La primavera della pittura 1927-1932 è Il tema della sezione della rassegna ispirato alla Primavera, indicazione che Felice Casorati aggiunge ai titoli delle opere Aprile e Ritratto di fanciulla, quasi a voler evocare la temperatura adatta al suo stile rinnovato. Le figure appaiono immerse in un luminoso tonalismo atmosferico, che non possiede però nulla di naturalistico. L’artista comincia ora a introdurre nuovi tipi femminili, alternando figure esili a corpi più abbondanti.

Annunciazione

L’attitudine melanconica, silenziosamente meditativa, anche velata da una intimistica dimensione di smarrimento e di attesa, è uno degli aspetti che caratterizzano in modo specifico molte delle donne e ragazze, nude o vestite, che Casorati raffigura negli anni Trenta e anche in seguito. Lo capiamo ad esempio nell’opera Ragazza a Pavarolo (o Clelia), una fragile adolescente a torso nudo con le mani in grembo, immersa in una atmosfera di delicate tonalità verdi e blu.
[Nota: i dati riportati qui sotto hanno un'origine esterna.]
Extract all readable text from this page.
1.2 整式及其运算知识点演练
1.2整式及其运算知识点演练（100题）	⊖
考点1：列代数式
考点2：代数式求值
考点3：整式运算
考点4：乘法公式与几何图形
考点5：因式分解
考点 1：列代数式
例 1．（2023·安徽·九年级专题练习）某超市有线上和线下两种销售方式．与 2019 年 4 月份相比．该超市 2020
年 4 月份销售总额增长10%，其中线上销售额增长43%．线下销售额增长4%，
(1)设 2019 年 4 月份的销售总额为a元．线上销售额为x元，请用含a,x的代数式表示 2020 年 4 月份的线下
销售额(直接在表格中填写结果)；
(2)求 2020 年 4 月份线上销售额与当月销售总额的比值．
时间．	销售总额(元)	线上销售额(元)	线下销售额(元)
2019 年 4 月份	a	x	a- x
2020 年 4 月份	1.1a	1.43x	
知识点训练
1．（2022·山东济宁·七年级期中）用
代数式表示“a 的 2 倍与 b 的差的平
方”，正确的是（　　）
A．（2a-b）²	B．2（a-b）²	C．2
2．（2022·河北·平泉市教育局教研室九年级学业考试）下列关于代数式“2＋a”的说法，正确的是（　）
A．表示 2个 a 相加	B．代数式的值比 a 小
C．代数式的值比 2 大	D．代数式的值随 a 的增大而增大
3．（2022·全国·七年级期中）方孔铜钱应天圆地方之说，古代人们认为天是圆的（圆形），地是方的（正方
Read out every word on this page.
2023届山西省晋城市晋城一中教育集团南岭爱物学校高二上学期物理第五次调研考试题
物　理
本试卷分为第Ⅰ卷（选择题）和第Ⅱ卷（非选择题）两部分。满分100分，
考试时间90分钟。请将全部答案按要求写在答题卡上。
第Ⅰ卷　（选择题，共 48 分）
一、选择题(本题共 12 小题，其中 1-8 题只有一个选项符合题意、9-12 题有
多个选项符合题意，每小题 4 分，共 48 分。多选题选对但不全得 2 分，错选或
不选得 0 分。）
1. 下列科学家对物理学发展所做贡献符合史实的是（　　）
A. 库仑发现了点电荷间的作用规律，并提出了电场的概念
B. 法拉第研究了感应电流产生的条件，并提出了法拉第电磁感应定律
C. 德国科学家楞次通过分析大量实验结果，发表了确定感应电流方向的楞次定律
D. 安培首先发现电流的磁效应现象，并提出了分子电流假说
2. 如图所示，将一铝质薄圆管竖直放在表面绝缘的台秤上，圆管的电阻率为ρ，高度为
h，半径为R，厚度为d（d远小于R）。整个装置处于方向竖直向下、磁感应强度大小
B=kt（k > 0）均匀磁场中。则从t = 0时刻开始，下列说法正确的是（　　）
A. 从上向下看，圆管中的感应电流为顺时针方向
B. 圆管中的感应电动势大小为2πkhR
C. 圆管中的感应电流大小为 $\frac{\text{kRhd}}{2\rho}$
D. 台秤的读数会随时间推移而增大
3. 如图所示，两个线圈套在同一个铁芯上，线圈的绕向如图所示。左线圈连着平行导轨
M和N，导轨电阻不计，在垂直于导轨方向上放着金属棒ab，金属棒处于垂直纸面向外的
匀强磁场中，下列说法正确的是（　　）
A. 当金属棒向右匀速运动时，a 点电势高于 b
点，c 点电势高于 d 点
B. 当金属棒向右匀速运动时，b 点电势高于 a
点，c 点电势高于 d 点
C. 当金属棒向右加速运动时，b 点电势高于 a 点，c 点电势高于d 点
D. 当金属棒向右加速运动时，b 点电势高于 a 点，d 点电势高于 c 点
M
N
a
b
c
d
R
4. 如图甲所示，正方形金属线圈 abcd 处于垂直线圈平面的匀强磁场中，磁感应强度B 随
Daphne a Pavarolo, Le sorelle Pontorno e Donne in barca sono fra i capolavori degli anni 1933-1937. Le due ultime opere che raffigurano anche donne che allattano appaiono come allegorie della stessa vita.

Nelle nature morte degli anni del dopoguerra l’artista ripropone i suoi temi più amati, ma con soluzioni formali e cromatiche che tendono progressivamente a diventare stilisticamente più sintetiche.

Promossa da Comune di Milano-Cultura e prodotta da Palazzo Reale e Marsilio Arte in collaborazione con l’Archivio Casorati, la mostra è curata da Giorgina Bertolino, Fernando Mazzocca e Francesco Poli, tra i maggiori studiosi dell’opera dell’artista.